Iraq: Fiancé returns after 22 years
Ashwaq waited for over two decades for the man she loved to come home from Iran, where he was being held as a prisoner of war. During all that time, they were only able to keep in touch by writing Red Cross messages delivered by the ICRC. Excerpt from a report by Agence France Presse (21 September 2003).
For more than 20 years, Ashwaq refused all offers of marriage from the young men of her Baghdad neighbourhood, al Karrada. She insisted that she already had a fiancé, even though he had gone missing at the beginning of the 1980-1988 war between Iran and Iraq.
" I got engaged in 1979, when I was 17, to the man of my dreams. It wasn't easy to keep hope alive for all those years, but I never fell in love with anyone else. I had already found my soul mate, " explained Ashwaq, beaming, as she sat in her family's living room.

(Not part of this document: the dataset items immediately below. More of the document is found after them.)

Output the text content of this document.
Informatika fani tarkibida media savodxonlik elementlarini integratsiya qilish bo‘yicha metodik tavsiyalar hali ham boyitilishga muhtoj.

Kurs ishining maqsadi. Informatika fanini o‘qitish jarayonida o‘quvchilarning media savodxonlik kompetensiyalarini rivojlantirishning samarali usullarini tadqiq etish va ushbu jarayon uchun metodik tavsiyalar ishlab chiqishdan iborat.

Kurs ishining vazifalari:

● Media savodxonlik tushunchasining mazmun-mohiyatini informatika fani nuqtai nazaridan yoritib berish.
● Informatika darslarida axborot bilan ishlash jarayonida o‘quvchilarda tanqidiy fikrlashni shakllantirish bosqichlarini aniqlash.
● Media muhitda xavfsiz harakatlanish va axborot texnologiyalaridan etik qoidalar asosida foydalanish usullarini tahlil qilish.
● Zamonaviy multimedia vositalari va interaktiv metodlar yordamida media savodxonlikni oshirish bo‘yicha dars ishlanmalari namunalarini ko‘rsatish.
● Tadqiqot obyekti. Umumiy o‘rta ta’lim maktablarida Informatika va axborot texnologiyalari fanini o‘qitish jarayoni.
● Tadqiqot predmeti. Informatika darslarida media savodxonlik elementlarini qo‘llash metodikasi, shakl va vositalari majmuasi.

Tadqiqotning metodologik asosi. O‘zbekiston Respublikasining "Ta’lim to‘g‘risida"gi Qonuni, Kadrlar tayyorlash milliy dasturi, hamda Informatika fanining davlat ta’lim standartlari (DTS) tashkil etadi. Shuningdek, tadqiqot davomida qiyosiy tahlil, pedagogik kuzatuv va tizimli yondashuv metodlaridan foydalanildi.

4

The patience of this Sunni woman, who is now 41, was rewarded on 16 March, four days before the start of the recent war in Iraq, when an unrecognizable Sabah rang her doorbell.
" At first, I didn't know who he was, and I think it was the same for him. He was a changed man. But I quickly realized that his spirit was intact, " she said.
An ex-prisoner had seen him...
From 1981, when he was captured in battle, until his return home this year, Sabah, an Iraqi army officer, had been locked away in an Iranian prison. At first, he was listed as missing, and for two whole years his family and fiancé had no news of him. But in 1983, a former detainee came to tell them that he had seen Sabah in prison.
Later on, with the ICRC's help, they received some letters and two recorded messages from him. " Sometimes we had no news of him for months on end, and I didn't even know where to write him, " said Ashwaq.
Then, in the 1990s, several former prisoners brought more news of Sabah, who was finally released last March, just before the war broke out.
" After all those years in prison, he never complains – not even about the water shortages or the electricity cuts. He's a very good man. He thanks God for having spared his life and now wants to spend time with his friends and rediscover his country, " said his fiancé.
No house, no job, no money
At the age of 45, with no house, no job and no money, Sabah is forced to live with his parents.
" My mother says that I shouldn't marry a poor man. But I love Sabah, even though he's penniless and has been away for so long, " said Ashwaq, proudly showing off her engagement ring, which was purchased for a dollar at a street-side stall but is worth the world to her.
The couple are bitter because Sabah did not receive a house and a car when he returned home, as other prisoners of war did when Saddam Hussein was president.
" We have nothing, we are still poor, " they said.
Sabah, who read and studied in prison, wants to go to Iraqi Kurdistan, in the north of the country, to obtain a university degree. Ashwaq wants to go with him.
" He knew I was waiting for him. Our love is stronger than ever and we want to get married, " said Ashwaq, explaining that they currently live as an engaged couple, which means that they only see each other a few times a week at her parents'house.
Once they wed, they hope that God will see fit to give them children, in spite of their age. " Inch'Allah, " says Ashwaq, smiling.